Court Opinion

ID: 4008630
Source: CourtListenerOpinion
Date Created: 2016-07-06 11:08:58.233762+00
Date Added: 2024-06-11T13:57:02.980826
License: Public Domain

DANIEL G. GOLDEN, District Attorney, Portage County
You ask whether or not a county "can organize a public defender's office not as a nonprofit corporation as is currently being done but as an agency of county government." It is my opinion that a county can lawfully take such action, through its county board, pursuant to the powers granted in secs. 59.025 (3) (a) and 59.07 (5), Stats.
Section 59.025 (3) (a) provides that a county board may:
      "Create any county office, department, committee, board, commission, position or employment it deems necessary to administer functions authorized by the legislature."
Section 59.07 (5) provides in part that the county board shall:
      ". . . have the management of the business and concerns of the county in all cases where no other provision is made . . . ."
While a county board ordinarily has only such powers as are expressly conferred upon it or necessarily implied from those expressly given, Spaulding v. Wood County (1935), 218 Wis. 224,260 N.W. 473; Maier v. Racine County (1957), 1 Wis. 2d 384,84 N.W.2d 76, it is stated in sec. 59.025 (1), Stats., that "it is the intent of the legislature to increase the organizational discretion which county government may exercise in the administration of powers conferred upon county boards of supervisors by the legislature," and, further, in sec. 59.025 (2), that "the powers hereby conferred . . . shall be limited only by express language."
Section 967.06, Stats., provides that "Counsel appointed to represent indigent defendants shall be compensated for services." In Carpenter and another v. County of Dane (1859), 9 Wis. 249, it was held that such obligation shall be borne by the county wherein the prosecution occurs. Since, in light of the Carpenter *Page 169 
holding, a county is not merely authorized but required to pay for legal services for indigent defendants, it would seem that a part of "the management of the business and concerns of the county in all cases where no other [statutory] provision is made" is providing and paying for such representation in a manner consonant with the best interests of the county and consistent with the constitutional right of the indigent defendant to effective representation.
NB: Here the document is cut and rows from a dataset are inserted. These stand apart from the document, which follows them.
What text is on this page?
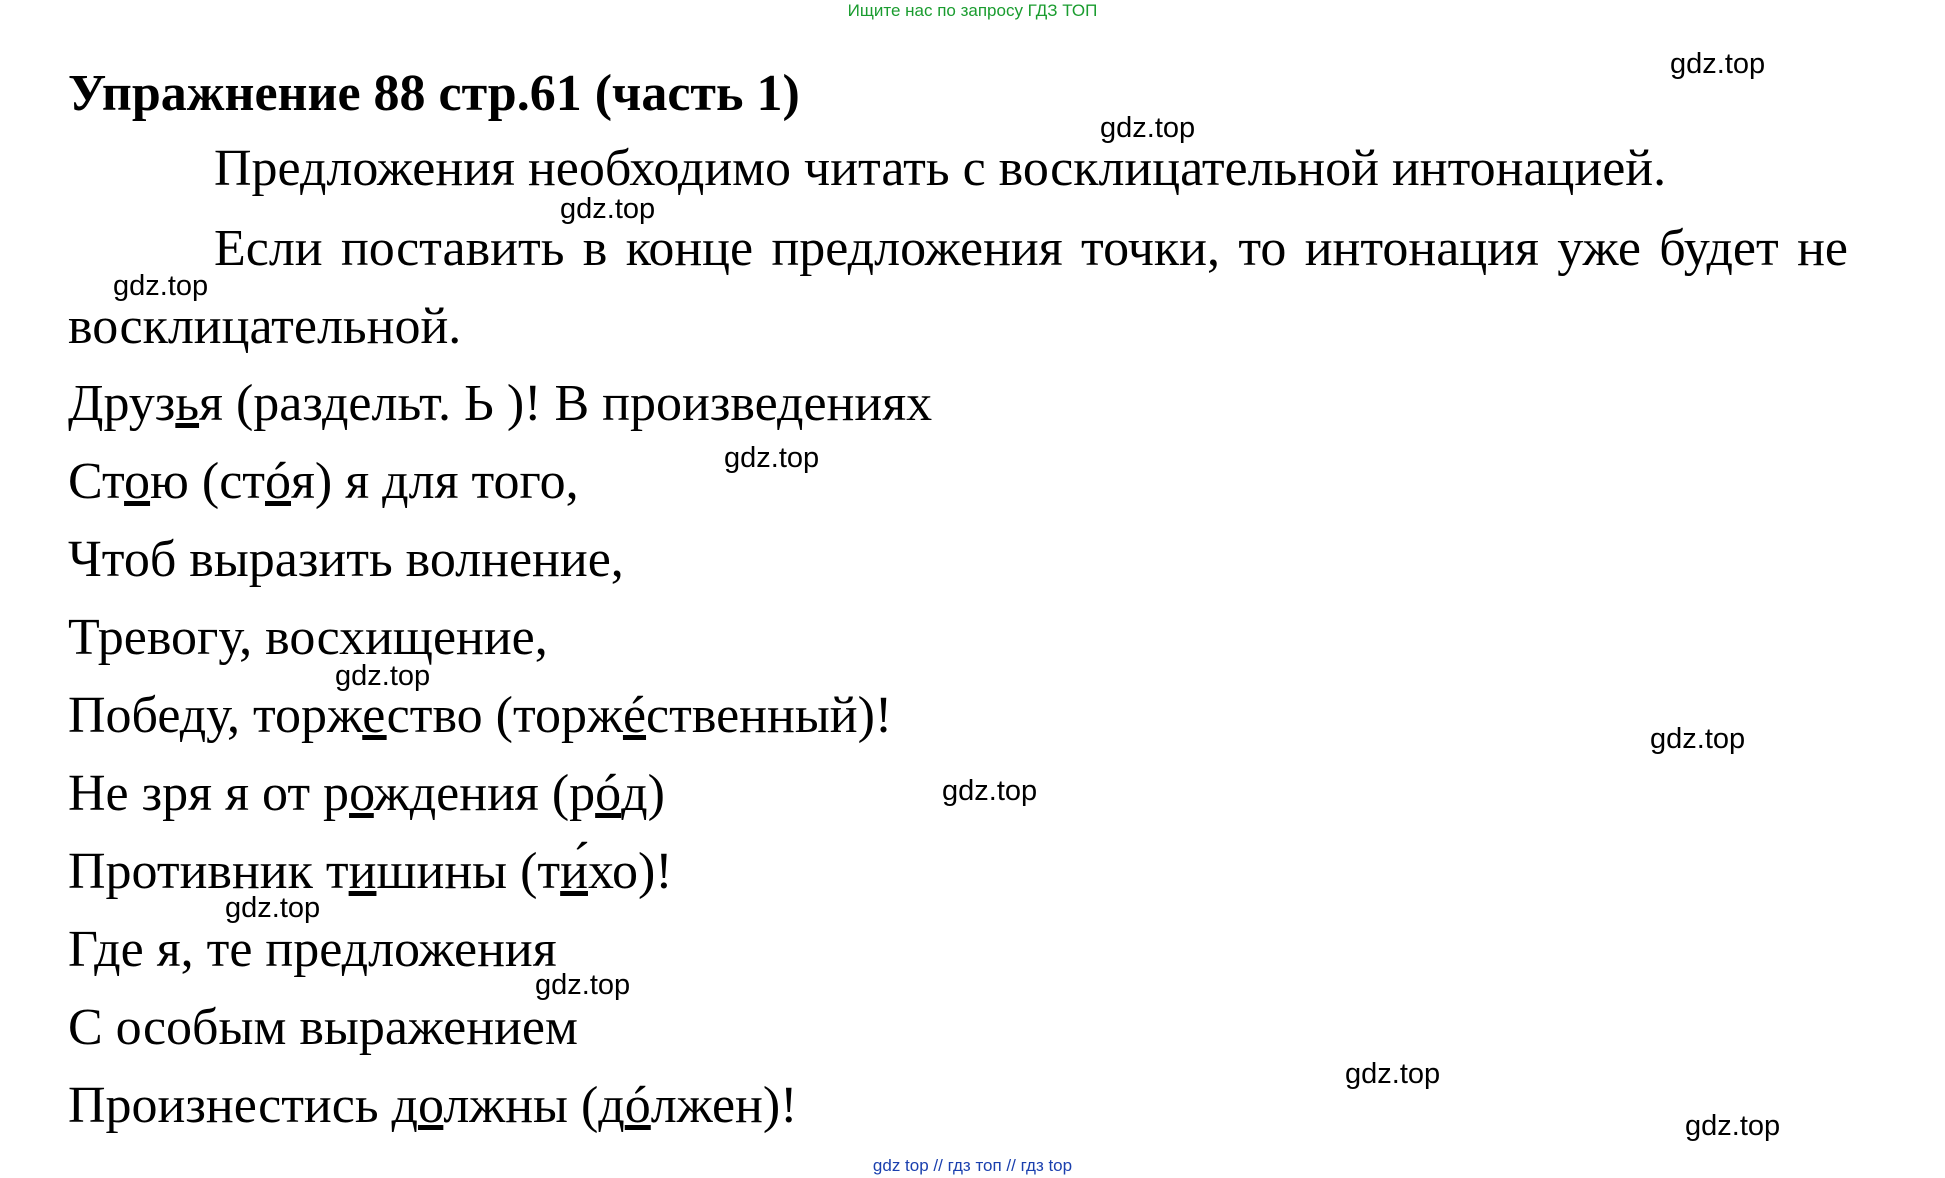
Ищите нас по запросу ГДЗ ТОП
Упражнение 88 стр.61 (часть 1)

Предложения необходимо читать с восклицательной интонацией.

Если поставить в конце предложения точки, то интонация уже будет не восклицательной.

Друзья (раздельт. Ь )! В произведениях
Стою (стóя) я для того,
Чтоб выразить волнение,
Тревогу, восхищение,
Победу, торжество (торжéственный)!
Не зря я от рождения (рóд)
Противник тишины (ти́хо)!
Где я, те предложения
С особым выражением
Произнестись должны (дóлжен)!
gdz.top
gdz.top
gdz.top
gdz.top
gdz.top
gdz.top
gdz.top
gdz.top
gdz.top
gdz.top
gdz.top
gdz.top
gdz top // гдз топ // гдз top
It is my opinion that the recently enacted sec. 59.025 (3) (a) (ch. 118, Laws of 1973) gives a county board implied power, in administering this function, to organize a public defender's office as a county agency.
You express concern whether the authority to appoint attorneys for indigent defendants pursuant to sec. 970.02 (6), Stats., remains with sitting judges where the defender's office becomes an agency of county government. Section 970.02 (6) reads in pertinent part:
      "The judge shall in all cases where required by the U.S. or Wisconsin constitution appoint counsel for defendants who are financially unable to employ counsel, unless waived, at the initial appearance. . . ."
Our Supreme Court has made it very clear that the power of appointment cannot be controlled or directed by creation of a county public defender's office. See State ex rel. MilwaukeeCounty v. Wisconsin Council on Criminal Justice, et al., decided June 30, 1976, pages 4 and 5, Slip Opinion. A judge acting under sec. 970.02 (6) in a county wherein a public defender's office has been created is free to ignore the existence of such office and to appoint private counsel to represent indigent defendants in all criminal cases. However, I am confident that no county public defender's office would be so ignored, and that judges in any county wherein such an office was created and functioning would, in the exercise of their discretion, put it to good use.